Hay dos opciones:
considerar a Fellini un reaccionario o pensar, como en aquel texto sobre El Árbol, El Alcalde y la Mediateca de
Rohmer, que no todo progreso es bueno, que a veces el tiempo pasado si fue
mejor y que en el futuro se aproxima, como una peste, la banalidad. Eso es lo
que le pasa a Marcelo: en la tierra de los Cesares, de los Medicis y de Dios,
la burguesía pierde el tiempo y el sentido en fiestas interminables, en el
culto a esos becerros de oro que son
las estrellas de cine y en el hedonismo individualista. Primero vemos a Cristo
colgado de un helicóptero, como si este fuera un adorno, y por ultimo vemos un
monstruo que, en un exceso de poesía, refleja eso en lo que Marcelo se ha
transformado. En el medio agoniza la clase media de un país que se recuperaba
fenomenalmente en lo económico pero que agonizaba en lo moral, algo que ya Rossellini
anticipaba, en su versión proletaria, en la película recientemente comentada, Dov’e e la liberta…? El final de Marcello
es peor que la muerte de Steiner, es indigno y cobarde, quizás porque se ha
encerrado en un callejón sin salida: niega la vida burguesa (¡eso no es amor, es embrutecimiento!)

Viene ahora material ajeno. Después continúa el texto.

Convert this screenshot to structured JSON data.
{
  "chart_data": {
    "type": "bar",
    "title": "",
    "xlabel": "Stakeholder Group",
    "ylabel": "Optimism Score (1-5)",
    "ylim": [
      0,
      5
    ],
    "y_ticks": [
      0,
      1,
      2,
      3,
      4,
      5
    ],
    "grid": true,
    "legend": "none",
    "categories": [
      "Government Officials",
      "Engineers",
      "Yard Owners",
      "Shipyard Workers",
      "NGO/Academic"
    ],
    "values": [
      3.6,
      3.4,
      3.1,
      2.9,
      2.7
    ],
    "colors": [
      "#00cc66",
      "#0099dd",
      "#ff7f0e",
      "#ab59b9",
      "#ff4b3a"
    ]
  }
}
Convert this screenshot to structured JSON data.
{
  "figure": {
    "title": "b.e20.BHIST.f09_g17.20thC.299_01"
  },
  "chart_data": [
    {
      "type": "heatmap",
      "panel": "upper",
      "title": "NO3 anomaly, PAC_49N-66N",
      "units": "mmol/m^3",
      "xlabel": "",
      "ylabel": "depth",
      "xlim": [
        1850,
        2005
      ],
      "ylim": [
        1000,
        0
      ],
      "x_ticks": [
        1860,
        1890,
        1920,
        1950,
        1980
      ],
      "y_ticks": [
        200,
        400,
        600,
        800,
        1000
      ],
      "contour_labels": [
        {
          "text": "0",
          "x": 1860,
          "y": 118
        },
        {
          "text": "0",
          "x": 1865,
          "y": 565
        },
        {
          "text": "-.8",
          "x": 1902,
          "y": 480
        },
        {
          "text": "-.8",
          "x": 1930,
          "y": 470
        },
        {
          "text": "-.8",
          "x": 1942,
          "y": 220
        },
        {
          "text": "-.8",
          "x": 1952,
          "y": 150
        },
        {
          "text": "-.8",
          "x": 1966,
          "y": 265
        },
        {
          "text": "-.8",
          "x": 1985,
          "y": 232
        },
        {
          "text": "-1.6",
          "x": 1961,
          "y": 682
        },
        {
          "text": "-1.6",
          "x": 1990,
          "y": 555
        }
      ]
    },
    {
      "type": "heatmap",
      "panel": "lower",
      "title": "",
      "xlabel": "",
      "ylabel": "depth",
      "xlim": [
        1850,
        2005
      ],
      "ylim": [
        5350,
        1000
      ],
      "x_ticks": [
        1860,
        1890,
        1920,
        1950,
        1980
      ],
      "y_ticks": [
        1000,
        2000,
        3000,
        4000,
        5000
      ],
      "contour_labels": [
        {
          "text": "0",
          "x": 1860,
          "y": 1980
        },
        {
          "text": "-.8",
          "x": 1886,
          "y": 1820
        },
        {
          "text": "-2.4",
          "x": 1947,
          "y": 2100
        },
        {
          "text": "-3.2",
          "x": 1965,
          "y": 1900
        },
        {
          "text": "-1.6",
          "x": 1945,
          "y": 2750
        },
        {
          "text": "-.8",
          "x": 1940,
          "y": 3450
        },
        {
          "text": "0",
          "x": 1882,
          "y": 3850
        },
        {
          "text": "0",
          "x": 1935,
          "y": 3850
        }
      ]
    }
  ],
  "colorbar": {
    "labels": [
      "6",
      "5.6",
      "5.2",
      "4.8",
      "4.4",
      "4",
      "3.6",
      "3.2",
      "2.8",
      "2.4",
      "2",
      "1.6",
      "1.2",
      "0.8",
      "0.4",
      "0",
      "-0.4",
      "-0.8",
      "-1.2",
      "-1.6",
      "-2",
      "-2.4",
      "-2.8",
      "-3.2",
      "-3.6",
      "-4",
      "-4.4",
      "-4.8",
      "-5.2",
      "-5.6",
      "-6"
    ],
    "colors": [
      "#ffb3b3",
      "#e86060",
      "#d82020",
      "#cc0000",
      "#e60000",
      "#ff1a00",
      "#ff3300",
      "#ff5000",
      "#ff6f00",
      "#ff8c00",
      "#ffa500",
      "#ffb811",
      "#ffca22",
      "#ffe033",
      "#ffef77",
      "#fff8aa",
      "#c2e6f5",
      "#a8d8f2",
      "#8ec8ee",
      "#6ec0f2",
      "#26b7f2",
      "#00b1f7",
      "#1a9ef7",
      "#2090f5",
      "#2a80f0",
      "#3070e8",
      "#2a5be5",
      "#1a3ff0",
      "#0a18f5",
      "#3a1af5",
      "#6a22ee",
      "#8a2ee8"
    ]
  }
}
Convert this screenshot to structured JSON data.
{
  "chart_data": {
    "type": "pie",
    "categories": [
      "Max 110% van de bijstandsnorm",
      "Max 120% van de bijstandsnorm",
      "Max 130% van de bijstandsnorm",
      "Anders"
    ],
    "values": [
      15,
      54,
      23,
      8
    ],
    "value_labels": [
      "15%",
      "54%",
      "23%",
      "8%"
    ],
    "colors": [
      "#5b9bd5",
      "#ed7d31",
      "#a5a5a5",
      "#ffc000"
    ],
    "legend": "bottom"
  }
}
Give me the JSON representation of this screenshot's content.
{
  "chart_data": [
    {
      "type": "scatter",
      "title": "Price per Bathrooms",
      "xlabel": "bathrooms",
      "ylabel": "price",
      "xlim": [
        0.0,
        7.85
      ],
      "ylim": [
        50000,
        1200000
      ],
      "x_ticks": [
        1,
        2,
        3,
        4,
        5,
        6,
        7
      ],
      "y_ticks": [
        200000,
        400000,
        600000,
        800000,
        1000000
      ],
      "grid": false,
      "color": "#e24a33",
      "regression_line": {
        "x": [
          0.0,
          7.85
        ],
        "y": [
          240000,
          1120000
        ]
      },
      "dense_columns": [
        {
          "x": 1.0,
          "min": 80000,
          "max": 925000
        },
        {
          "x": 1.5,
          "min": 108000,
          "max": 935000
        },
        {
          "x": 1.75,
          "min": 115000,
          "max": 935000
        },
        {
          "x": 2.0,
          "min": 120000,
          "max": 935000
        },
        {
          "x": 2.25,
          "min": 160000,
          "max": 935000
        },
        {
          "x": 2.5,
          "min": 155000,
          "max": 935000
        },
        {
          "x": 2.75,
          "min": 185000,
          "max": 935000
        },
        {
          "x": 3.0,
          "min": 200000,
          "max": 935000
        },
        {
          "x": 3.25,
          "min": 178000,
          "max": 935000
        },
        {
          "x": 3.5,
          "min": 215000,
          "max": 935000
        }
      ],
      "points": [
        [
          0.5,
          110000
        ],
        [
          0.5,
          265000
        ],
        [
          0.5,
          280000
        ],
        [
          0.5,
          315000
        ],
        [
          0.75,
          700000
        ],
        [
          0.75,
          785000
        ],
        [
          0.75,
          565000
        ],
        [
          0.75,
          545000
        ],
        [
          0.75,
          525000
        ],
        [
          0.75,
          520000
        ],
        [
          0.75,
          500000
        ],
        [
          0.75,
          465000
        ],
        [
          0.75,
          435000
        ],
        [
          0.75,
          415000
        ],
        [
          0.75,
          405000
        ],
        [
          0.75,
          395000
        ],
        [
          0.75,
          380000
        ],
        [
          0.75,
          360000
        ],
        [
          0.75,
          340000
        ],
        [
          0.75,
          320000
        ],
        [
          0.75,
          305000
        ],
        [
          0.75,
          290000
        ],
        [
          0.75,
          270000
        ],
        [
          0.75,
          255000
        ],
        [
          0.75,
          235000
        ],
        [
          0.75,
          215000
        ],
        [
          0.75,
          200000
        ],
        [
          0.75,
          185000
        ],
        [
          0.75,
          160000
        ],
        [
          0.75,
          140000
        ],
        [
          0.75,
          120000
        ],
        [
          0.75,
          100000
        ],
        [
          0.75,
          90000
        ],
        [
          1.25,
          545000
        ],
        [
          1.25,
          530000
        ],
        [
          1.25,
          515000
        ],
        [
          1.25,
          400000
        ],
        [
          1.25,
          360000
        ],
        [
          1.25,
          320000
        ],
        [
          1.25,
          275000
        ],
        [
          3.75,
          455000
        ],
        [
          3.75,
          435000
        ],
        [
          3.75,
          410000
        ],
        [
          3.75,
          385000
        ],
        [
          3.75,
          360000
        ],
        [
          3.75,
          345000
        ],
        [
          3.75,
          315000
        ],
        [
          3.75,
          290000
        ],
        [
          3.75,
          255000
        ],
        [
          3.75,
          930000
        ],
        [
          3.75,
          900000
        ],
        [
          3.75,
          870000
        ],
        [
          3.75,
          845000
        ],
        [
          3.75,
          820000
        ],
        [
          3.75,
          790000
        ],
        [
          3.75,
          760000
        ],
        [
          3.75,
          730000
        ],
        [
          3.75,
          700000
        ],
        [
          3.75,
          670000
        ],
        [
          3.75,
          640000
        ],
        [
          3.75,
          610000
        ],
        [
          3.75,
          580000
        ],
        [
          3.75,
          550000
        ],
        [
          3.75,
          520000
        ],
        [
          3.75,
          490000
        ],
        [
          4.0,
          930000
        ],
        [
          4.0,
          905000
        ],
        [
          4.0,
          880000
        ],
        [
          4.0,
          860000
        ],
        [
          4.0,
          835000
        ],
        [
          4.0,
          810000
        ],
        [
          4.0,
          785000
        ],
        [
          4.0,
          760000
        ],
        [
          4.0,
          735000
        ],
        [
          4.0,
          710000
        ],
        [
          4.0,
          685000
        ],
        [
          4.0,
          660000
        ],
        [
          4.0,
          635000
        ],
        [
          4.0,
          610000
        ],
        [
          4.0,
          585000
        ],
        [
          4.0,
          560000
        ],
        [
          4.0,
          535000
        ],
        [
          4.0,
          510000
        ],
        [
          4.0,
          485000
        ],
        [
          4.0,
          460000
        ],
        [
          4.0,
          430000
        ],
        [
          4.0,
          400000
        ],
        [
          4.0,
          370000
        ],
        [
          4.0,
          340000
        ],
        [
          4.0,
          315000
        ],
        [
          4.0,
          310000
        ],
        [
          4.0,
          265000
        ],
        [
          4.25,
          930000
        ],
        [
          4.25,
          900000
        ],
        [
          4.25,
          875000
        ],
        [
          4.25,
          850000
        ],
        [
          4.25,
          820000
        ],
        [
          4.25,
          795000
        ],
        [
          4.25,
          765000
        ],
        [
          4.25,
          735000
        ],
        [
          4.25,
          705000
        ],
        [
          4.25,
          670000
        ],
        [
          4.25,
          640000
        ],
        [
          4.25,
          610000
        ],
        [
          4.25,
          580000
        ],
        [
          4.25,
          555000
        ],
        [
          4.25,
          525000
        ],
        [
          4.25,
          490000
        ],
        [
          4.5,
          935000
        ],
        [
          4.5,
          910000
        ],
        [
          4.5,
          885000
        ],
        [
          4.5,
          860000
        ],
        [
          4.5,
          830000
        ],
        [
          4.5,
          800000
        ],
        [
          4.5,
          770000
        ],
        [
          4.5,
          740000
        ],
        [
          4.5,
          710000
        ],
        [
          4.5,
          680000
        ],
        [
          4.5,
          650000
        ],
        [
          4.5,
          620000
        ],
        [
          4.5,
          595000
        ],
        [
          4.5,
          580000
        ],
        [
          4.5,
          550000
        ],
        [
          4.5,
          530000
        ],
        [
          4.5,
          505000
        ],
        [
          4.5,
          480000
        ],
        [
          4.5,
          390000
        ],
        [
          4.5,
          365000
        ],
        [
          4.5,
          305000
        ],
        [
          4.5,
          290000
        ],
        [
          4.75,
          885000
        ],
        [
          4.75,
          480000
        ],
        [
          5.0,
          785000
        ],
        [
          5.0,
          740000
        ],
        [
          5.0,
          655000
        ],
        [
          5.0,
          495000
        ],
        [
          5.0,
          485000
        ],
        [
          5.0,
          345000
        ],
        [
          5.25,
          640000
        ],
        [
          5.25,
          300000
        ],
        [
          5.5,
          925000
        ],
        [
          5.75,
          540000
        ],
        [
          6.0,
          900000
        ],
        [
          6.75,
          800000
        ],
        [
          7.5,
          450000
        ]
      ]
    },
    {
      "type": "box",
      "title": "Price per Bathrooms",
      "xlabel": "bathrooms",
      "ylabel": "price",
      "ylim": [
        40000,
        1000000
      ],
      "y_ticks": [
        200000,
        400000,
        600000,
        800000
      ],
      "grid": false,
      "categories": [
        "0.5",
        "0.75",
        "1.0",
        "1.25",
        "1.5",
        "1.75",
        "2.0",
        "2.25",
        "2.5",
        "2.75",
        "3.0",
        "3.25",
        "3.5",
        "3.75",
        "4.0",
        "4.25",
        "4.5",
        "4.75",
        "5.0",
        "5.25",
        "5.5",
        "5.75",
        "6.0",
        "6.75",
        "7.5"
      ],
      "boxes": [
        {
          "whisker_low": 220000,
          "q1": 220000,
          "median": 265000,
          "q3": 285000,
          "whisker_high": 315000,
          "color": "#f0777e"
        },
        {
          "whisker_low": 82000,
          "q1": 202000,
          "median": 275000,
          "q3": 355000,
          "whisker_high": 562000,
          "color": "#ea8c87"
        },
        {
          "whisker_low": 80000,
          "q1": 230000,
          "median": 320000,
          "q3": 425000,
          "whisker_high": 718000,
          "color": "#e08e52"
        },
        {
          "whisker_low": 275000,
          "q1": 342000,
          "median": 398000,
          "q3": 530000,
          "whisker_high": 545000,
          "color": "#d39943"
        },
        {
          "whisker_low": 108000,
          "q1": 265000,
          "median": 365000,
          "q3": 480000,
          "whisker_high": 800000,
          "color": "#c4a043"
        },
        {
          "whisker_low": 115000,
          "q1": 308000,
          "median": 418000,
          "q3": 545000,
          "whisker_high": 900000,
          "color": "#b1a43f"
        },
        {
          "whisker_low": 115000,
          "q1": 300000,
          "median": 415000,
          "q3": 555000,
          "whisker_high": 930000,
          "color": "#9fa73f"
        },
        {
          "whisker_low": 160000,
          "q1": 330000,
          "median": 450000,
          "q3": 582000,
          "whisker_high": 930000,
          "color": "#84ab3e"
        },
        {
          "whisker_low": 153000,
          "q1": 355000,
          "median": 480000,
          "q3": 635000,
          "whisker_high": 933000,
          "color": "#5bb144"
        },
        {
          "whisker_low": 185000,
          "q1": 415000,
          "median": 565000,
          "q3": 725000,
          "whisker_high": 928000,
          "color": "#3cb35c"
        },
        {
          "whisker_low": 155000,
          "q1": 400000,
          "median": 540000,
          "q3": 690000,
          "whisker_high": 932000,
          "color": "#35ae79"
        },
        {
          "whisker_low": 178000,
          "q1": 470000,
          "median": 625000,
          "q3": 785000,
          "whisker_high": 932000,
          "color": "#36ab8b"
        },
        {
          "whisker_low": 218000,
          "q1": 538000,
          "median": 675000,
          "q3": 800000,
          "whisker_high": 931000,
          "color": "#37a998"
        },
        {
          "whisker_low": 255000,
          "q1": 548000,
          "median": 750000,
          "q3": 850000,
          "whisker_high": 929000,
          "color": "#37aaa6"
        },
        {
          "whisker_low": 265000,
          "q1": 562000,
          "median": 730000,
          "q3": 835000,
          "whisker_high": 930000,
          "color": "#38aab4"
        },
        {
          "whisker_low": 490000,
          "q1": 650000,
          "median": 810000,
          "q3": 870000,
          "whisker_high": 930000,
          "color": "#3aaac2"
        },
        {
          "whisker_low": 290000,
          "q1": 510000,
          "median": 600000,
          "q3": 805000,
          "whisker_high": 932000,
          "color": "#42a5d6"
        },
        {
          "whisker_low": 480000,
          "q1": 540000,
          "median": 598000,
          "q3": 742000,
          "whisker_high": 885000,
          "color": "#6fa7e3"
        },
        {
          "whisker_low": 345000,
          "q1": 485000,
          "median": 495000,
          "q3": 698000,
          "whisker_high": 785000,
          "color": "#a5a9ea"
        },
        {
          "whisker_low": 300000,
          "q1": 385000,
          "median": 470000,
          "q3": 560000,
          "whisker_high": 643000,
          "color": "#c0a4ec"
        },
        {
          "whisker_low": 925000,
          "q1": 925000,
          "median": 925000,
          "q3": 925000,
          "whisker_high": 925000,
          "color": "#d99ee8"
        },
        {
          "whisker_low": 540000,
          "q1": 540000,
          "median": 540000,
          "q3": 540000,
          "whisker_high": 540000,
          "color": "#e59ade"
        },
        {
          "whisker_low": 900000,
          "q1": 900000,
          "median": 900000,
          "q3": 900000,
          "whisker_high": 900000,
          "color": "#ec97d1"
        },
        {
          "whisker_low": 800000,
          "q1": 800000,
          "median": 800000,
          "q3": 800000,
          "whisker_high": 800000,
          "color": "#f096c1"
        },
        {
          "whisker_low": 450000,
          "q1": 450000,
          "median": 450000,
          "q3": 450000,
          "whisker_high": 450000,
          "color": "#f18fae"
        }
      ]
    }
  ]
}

pero tampoco es un romántico o un solitario. Duele admitirlo, pero quizás sea
sencillamente un idiota, un idiota consciente de su idiotez, un condenado.
El visionado de
la película, de más de tres horas de duración, es casi insoportable, y como
admirador del cine americano de estudios no dudo que el aporte de un productor
carnicero le hubiera venido genial al corte final. Fellini es excesivo y su ego
notable se puede percibir en cada encuadre, pero quizás la película sirva
incluso como testimonio de un cine que ya no se puede hacer, un cine en el que
un director-artista gastaba millones de dólares en hacer su pequeña pieza personal y era celebrado a la vez por el gran público y por la crítica
especializada. Tales cosas ya no suceden.
Otto e mezzo es la gran película de Fellini porque, en lugar
de centrarse en una pura crítica de clase, hace foco en la relación del hermoso
y genial Mastroianni con las mujeres y roza, entonces, lo universal. La Dolce Vita tiene demasiadas
secuencias en las que los símbolos y las alegorías conspiran contra su belleza.
Hay algo poco natural en su ritmo, una intención poética que tiene un trazo
demasiado grueso. Pero Fellini es tambien un estilista, un creador de iconos, y es innegable su genio para crear un mundo que pasaria a formar parte de esa cultura pop que el detestaba. Su contradiccion es fatal.
Fellini siente asco al presente y miedo al futuro, y quizas por eso se refugiaría luego en el pasado, un pasado idílico
y fantasioso, irrepetible, que llegaría a su cumbre en Amarcord. Pero la duda permanece, y habria que preguntarse si esa sordera final de Marcello llega o no hasta nuestros dias.